I finally got back the first roll of film from my Holga. I always order my film “develop only,” then scan my negatives and see what’s worth printing. Since I very rarely print anything, it saves me a lot of money. As I detailed in my previous post, I managed to do an extremely good job of messing up the film by overlapping all of the exposures. I was hoping that at least one of the overlapped images would be something at least interesting, and I think it worked out. I tried to take the same shot twice, first using the “f/11” setting and then using the “f/8.” Because of my winding error, it didn’t really work out as planned. I do still think it’s interesting, though.
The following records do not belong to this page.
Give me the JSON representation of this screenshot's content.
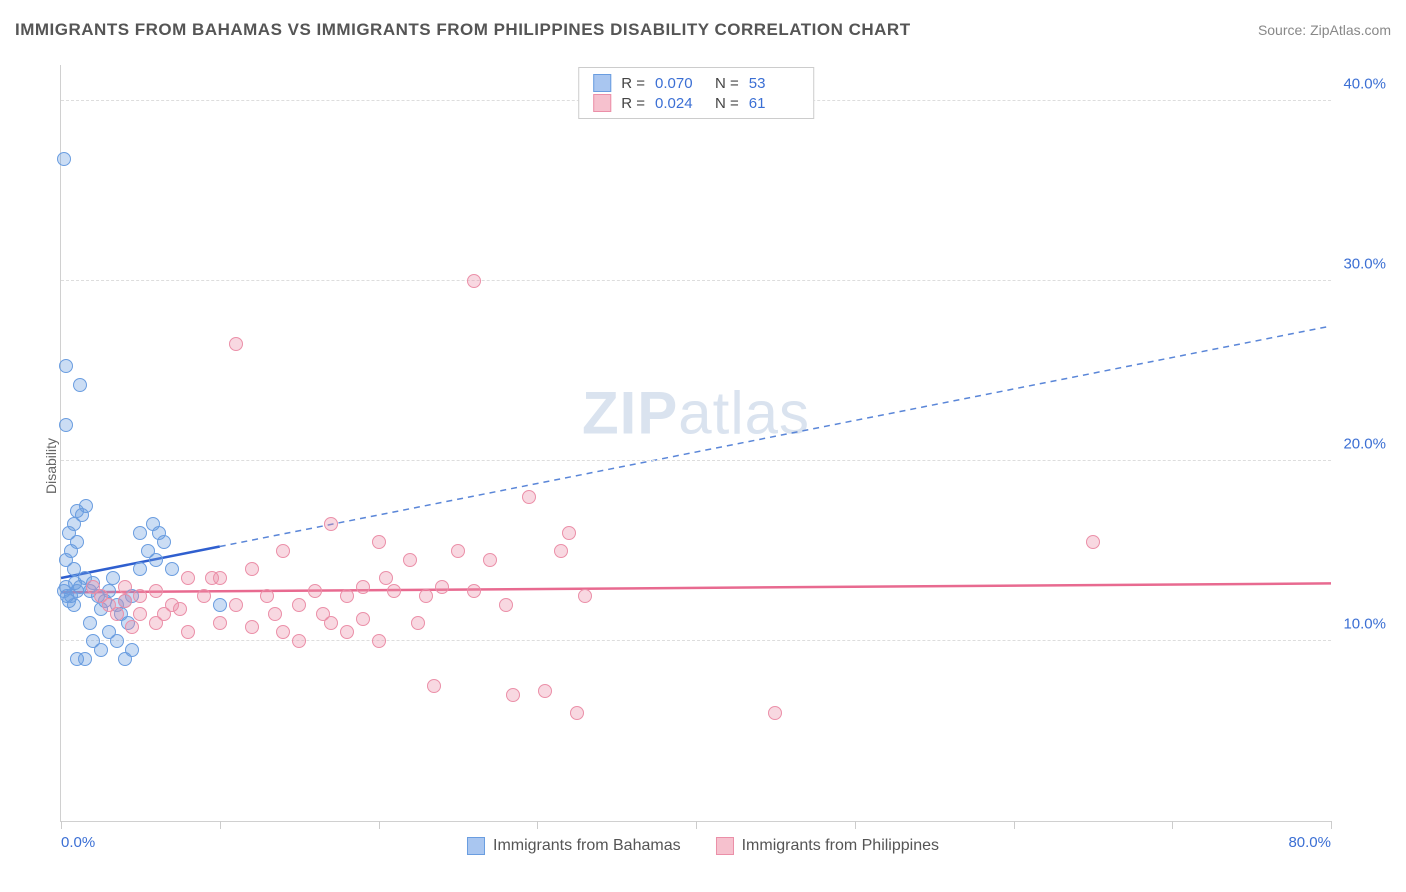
{
  "header": {
    "title": "IMMIGRANTS FROM BAHAMAS VS IMMIGRANTS FROM PHILIPPINES DISABILITY CORRELATION CHART",
    "source": "Source: ZipAtlas.com"
  },
  "y_axis_label": "Disability",
  "watermark": {
    "bold": "ZIP",
    "light": "atlas"
  },
  "chart": {
    "type": "scatter",
    "xlim": [
      0,
      80
    ],
    "ylim": [
      0,
      42
    ],
    "y_ticks": [
      10,
      20,
      30,
      40
    ],
    "y_tick_labels": [
      "10.0%",
      "20.0%",
      "30.0%",
      "40.0%"
    ],
    "x_ticks": [
      0,
      10,
      20,
      30,
      40,
      50,
      60,
      70,
      80
    ],
    "x_min_label": "0.0%",
    "x_max_label": "80.0%",
    "grid_color": "#dddddd",
    "background_color": "#ffffff",
    "marker_radius": 7,
    "marker_opacity": 0.45
  },
  "legend_top": {
    "rows": [
      {
        "swatch_fill": "#a9c6f0",
        "swatch_border": "#6a9de0",
        "r_label": "R =",
        "r_value": "0.070",
        "n_label": "N =",
        "n_value": "53"
      },
      {
        "swatch_fill": "#f6c1ce",
        "swatch_border": "#eb8fa8",
        "r_label": "R =",
        "r_value": "0.024",
        "n_label": "N =",
        "n_value": "61"
      }
    ]
  },
  "legend_bottom": {
    "items": [
      {
        "swatch_fill": "#a9c6f0",
        "swatch_border": "#6a9de0",
        "label": "Immigrants from Bahamas"
      },
      {
        "swatch_fill": "#f6c1ce",
        "swatch_border": "#eb8fa8",
        "label": "Immigrants from Philippines"
      }
    ]
  },
  "series": [
    {
      "name": "Immigrants from Bahamas",
      "fill": "rgba(107,157,224,0.35)",
      "stroke": "#6a9de0",
      "trend_color": "#2f5fcf",
      "trend_dash_color": "#5a86d8",
      "trend_solid_end_x": 10,
      "trend": {
        "x1": 0,
        "y1": 13.5,
        "x2": 80,
        "y2": 27.5
      },
      "points": [
        [
          0.2,
          36.8
        ],
        [
          0.3,
          25.3
        ],
        [
          1.2,
          24.2
        ],
        [
          0.3,
          22.0
        ],
        [
          0.2,
          12.8
        ],
        [
          0.3,
          13.0
        ],
        [
          0.4,
          12.5
        ],
        [
          0.5,
          12.2
        ],
        [
          0.6,
          12.5
        ],
        [
          0.8,
          12.0
        ],
        [
          0.9,
          13.2
        ],
        [
          1.0,
          12.8
        ],
        [
          1.2,
          13.0
        ],
        [
          1.5,
          13.5
        ],
        [
          1.8,
          12.8
        ],
        [
          2.0,
          13.2
        ],
        [
          2.3,
          12.5
        ],
        [
          2.5,
          11.8
        ],
        [
          2.8,
          12.2
        ],
        [
          3.0,
          12.8
        ],
        [
          3.3,
          13.5
        ],
        [
          3.5,
          12.0
        ],
        [
          3.8,
          11.5
        ],
        [
          4.0,
          12.2
        ],
        [
          4.2,
          11.0
        ],
        [
          4.5,
          12.5
        ],
        [
          5.0,
          14.0
        ],
        [
          5.0,
          16.0
        ],
        [
          5.5,
          15.0
        ],
        [
          5.8,
          16.5
        ],
        [
          6.0,
          14.5
        ],
        [
          6.2,
          16.0
        ],
        [
          6.5,
          15.5
        ],
        [
          7.0,
          14.0
        ],
        [
          3.0,
          10.5
        ],
        [
          3.5,
          10.0
        ],
        [
          4.0,
          9.0
        ],
        [
          4.5,
          9.5
        ],
        [
          2.0,
          10.0
        ],
        [
          2.5,
          9.5
        ],
        [
          1.0,
          9.0
        ],
        [
          1.5,
          9.0
        ],
        [
          1.8,
          11.0
        ],
        [
          1.0,
          17.2
        ],
        [
          1.3,
          17.0
        ],
        [
          1.6,
          17.5
        ],
        [
          1.0,
          15.5
        ],
        [
          0.5,
          16.0
        ],
        [
          0.8,
          16.5
        ],
        [
          0.3,
          14.5
        ],
        [
          0.6,
          15.0
        ],
        [
          0.8,
          14.0
        ],
        [
          10.0,
          12.0
        ]
      ]
    },
    {
      "name": "Immigrants from Philippines",
      "fill": "rgba(235,143,168,0.35)",
      "stroke": "#eb8fa8",
      "trend_color": "#e86a90",
      "trend_dash_color": "#e86a90",
      "trend_solid_end_x": 80,
      "trend": {
        "x1": 0,
        "y1": 12.7,
        "x2": 80,
        "y2": 13.2
      },
      "points": [
        [
          26.0,
          30.0
        ],
        [
          11.0,
          26.5
        ],
        [
          29.5,
          18.0
        ],
        [
          32.0,
          16.0
        ],
        [
          31.5,
          15.0
        ],
        [
          20.0,
          15.5
        ],
        [
          25.0,
          15.0
        ],
        [
          22.0,
          14.5
        ],
        [
          27.0,
          14.5
        ],
        [
          17.0,
          16.5
        ],
        [
          14.0,
          15.0
        ],
        [
          12.0,
          14.0
        ],
        [
          10.0,
          13.5
        ],
        [
          8.0,
          13.5
        ],
        [
          6.0,
          12.8
        ],
        [
          5.0,
          12.5
        ],
        [
          4.0,
          12.2
        ],
        [
          3.0,
          12.0
        ],
        [
          7.0,
          12.0
        ],
        [
          9.0,
          12.5
        ],
        [
          11.0,
          12.0
        ],
        [
          13.0,
          12.5
        ],
        [
          15.0,
          12.0
        ],
        [
          16.0,
          12.8
        ],
        [
          18.0,
          12.5
        ],
        [
          19.0,
          13.0
        ],
        [
          21.0,
          12.8
        ],
        [
          23.0,
          12.5
        ],
        [
          24.0,
          13.0
        ],
        [
          26.0,
          12.8
        ],
        [
          28.0,
          12.0
        ],
        [
          17.0,
          11.0
        ],
        [
          14.0,
          10.5
        ],
        [
          12.0,
          10.8
        ],
        [
          10.0,
          11.0
        ],
        [
          8.0,
          10.5
        ],
        [
          6.0,
          11.0
        ],
        [
          5.0,
          11.5
        ],
        [
          4.5,
          10.8
        ],
        [
          15.0,
          10.0
        ],
        [
          18.0,
          10.5
        ],
        [
          20.0,
          10.0
        ],
        [
          19.0,
          11.2
        ],
        [
          16.5,
          11.5
        ],
        [
          23.5,
          7.5
        ],
        [
          28.5,
          7.0
        ],
        [
          30.5,
          7.2
        ],
        [
          32.5,
          6.0
        ],
        [
          45.0,
          6.0
        ],
        [
          65.0,
          15.5
        ],
        [
          2.0,
          13.0
        ],
        [
          2.5,
          12.5
        ],
        [
          3.5,
          11.5
        ],
        [
          4.0,
          13.0
        ],
        [
          6.5,
          11.5
        ],
        [
          7.5,
          11.8
        ],
        [
          9.5,
          13.5
        ],
        [
          13.5,
          11.5
        ],
        [
          22.5,
          11.0
        ],
        [
          20.5,
          13.5
        ],
        [
          33.0,
          12.5
        ]
      ]
    }
  ]
}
The first time I scanned this image, I didn’t bother to change the scan resolution. I had left it set at 2800 dpi, which produced scans from 35mm frames in the neighborhood of 10 megapixels, which was a good compromise between giant files and printable resolution. When I scanned this frame at 2800 dpi (which is somewhat cropped from the original), I ended up with a 92 megapixel image (or, to be exact, 92,390,540 pixels). While this is wonderful in theory, it meant a file of more than 227 MB, so unwieldy that it crashed Lightroom on my Macbook Pro (1536 MB RAM and a dual-core 2.0 ghz processor) when I tried to spot correct a bit of dust. It is also utterly pointless, as the Holga lens is in no way capable of resolving the level of detail that would reward this level of resolution. In spite of this, I plan on bragging about this regularly. The next time someone shooting with a D300s and an 18-55 kit lens takes a break from toggling through the auto modes to ask me about my camera, I can just say it’s 92 megapixels. (Or I can be nice – I’m not as mean as I claim to be).
Holga 120N overlapping exposure, Ilford XP2 Super.